Jamais à court de provocation, Kouryokhine ne se contente pas de ces expérimentations sur scène. La télévision est également l’un de ses terrains de jeu favoris. Lors d’interviews télévisées, il appelle à plusieurs reprises les artistes de l’époque à transgresser les règles. Pourtant, « Kouryokhine n’était pas un leader politique, il était très libre dans sa tête et dans son cœur, mais il avait compris qu’après le mur de Berlin, il n’allait pas détruire les murs du Kremlin. »

Le souci de Kouryokhine est d'abord d'ordre artistique. L'artiste souhaite explorer de nouveaux horizons de liberté, convaincu qu’il est de vivre une époque semblable à celle qui vit éclore l’avant-garde russe, de Kandinsky à Lissitzky. C’est renforcé par cette conviction qu’il s’invite en mai 1991 dans une émission très populaire pour énoncer un syllogisme réduisant Lénine à l’état de champignon hallucinogène. Singeant les experts qui surgissent alors sur les plateaux télés pour asséner des arguments d’autorité, il met en garde la société post-soviétique contre le pouvoir de manipulation des médias dans un monde pourtant désormais libéré de la pensée unique jadis imposée par les institutions totalitaires.

De la musique, il en fera jusqu’à la fin de sa courte vie, mais toujours avec ce goût prononcé pour l’improvisation. C’est aujourd’hui ce qui rend difficile d’entretenir le souvenir d’un artiste total et de faire connaître son œuvre aux nouvelles générations. Ce que s'efforce pourtant de faire Aleksandr Koushnir, notamment avec l’aide du compositeur Alexeï Aïgui dont l’oreille absolue a permis de composer des partitions à partir d’enregistrements de concerts.
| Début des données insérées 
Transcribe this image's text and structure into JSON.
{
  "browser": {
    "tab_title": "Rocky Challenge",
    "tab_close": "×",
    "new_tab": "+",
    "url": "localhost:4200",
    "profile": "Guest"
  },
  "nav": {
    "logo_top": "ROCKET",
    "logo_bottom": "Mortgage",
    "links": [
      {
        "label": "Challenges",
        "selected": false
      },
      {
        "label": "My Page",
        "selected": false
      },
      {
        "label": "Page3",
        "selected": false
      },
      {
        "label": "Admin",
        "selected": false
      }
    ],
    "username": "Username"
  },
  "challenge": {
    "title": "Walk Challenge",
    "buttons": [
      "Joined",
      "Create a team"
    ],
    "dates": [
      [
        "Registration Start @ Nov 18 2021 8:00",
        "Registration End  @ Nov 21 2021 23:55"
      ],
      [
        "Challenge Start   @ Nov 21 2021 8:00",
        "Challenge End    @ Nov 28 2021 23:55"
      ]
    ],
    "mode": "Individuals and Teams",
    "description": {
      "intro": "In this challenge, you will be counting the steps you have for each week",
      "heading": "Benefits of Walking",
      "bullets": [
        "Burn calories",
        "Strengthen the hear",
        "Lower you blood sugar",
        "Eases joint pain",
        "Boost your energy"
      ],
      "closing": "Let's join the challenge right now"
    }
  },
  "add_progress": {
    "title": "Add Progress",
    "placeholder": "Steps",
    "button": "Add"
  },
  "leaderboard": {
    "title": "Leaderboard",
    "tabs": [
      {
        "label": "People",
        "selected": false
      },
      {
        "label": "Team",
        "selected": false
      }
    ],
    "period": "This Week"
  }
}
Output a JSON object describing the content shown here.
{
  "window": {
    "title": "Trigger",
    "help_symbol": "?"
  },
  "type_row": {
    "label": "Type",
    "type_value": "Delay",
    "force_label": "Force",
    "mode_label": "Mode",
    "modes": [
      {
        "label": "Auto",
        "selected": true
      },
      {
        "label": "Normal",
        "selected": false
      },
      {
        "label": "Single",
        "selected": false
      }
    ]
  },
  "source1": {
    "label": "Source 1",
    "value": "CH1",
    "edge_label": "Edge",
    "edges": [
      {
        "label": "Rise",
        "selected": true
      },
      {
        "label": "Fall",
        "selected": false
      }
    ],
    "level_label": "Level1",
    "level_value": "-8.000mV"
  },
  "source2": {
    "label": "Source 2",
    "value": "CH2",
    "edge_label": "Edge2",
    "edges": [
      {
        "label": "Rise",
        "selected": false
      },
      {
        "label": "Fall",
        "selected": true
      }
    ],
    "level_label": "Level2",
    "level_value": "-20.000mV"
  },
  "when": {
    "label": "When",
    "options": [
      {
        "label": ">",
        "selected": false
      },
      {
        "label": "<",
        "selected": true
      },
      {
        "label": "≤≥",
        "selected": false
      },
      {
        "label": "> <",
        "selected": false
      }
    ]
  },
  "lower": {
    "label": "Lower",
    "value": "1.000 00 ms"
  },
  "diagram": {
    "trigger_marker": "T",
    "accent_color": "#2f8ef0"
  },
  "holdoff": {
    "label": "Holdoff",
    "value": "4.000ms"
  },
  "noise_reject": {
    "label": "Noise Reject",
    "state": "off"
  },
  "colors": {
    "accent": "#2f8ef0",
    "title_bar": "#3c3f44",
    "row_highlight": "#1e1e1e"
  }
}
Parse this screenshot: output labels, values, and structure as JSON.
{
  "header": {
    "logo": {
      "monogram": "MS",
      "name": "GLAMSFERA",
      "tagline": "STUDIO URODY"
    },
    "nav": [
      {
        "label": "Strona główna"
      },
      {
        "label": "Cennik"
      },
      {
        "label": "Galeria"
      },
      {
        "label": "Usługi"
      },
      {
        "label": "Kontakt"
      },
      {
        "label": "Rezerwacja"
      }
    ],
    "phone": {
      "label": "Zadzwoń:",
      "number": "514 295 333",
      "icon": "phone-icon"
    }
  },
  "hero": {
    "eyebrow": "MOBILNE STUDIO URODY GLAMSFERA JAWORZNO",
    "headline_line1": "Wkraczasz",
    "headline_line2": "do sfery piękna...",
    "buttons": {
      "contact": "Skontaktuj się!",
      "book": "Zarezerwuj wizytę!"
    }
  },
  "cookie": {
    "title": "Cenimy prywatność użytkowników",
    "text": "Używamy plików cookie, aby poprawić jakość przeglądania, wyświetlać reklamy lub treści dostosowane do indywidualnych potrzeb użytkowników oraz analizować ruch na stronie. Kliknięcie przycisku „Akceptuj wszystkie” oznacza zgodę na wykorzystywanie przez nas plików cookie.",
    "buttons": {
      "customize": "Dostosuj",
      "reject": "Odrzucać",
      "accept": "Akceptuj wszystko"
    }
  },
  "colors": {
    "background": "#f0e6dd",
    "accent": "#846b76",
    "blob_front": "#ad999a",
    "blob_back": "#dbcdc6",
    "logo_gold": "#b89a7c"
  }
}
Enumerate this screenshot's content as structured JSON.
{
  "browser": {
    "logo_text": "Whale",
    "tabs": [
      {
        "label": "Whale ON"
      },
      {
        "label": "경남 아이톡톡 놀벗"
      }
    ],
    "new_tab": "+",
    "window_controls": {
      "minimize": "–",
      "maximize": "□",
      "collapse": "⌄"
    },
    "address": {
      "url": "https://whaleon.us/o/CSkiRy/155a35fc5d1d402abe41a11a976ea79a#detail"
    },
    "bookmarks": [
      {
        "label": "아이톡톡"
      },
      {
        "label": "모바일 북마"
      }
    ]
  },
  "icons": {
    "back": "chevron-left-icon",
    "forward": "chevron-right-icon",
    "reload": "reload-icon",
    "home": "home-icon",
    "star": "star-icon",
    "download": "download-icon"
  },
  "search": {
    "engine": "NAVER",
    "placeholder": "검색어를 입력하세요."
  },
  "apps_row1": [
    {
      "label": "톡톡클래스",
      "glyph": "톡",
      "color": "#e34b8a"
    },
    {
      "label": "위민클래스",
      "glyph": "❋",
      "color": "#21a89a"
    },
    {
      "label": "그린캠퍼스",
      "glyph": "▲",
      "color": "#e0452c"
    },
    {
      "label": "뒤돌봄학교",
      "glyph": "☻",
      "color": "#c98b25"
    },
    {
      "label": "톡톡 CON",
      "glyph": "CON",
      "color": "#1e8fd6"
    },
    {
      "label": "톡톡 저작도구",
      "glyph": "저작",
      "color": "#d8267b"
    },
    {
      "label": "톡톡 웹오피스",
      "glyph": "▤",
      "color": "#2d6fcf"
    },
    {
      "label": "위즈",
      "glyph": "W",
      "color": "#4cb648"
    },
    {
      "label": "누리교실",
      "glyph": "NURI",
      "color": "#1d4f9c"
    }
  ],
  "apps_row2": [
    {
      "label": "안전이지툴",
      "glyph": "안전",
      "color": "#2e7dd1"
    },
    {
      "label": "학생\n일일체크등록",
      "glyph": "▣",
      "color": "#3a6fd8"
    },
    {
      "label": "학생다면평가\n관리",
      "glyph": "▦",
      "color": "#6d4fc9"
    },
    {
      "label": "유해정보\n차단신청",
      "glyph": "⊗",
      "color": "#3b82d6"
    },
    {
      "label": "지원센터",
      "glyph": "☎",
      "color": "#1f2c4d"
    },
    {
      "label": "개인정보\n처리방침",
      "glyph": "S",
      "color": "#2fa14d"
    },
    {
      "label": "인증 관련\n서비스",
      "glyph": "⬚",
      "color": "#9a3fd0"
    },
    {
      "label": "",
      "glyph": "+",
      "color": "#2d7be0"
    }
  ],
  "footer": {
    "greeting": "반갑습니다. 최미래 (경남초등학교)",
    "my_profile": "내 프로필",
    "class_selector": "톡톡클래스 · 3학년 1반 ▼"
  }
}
Quant à l’influence de Sergueï Kouryokhine sur les musiciens russes contemporains, Koushnir regrette que « 90% d’entre eux n’aient même pas 10% de la liberté qui le caractérisait. » Il ajoute que « son style était très improvisé, vraiment unique. Il vivait l’instant présent et n’avait donc pas le temps de théoriser sa musique. »

L’an dernier, le moscovite Buttechno choisissait de mettre en musique le défilé du styliste Gosha Rubchinsky en samplant l’album Sparrow Oratorium. De là à penser que l’œuvre de Kouryokhine est indémodable, il n’y a qu’un pas.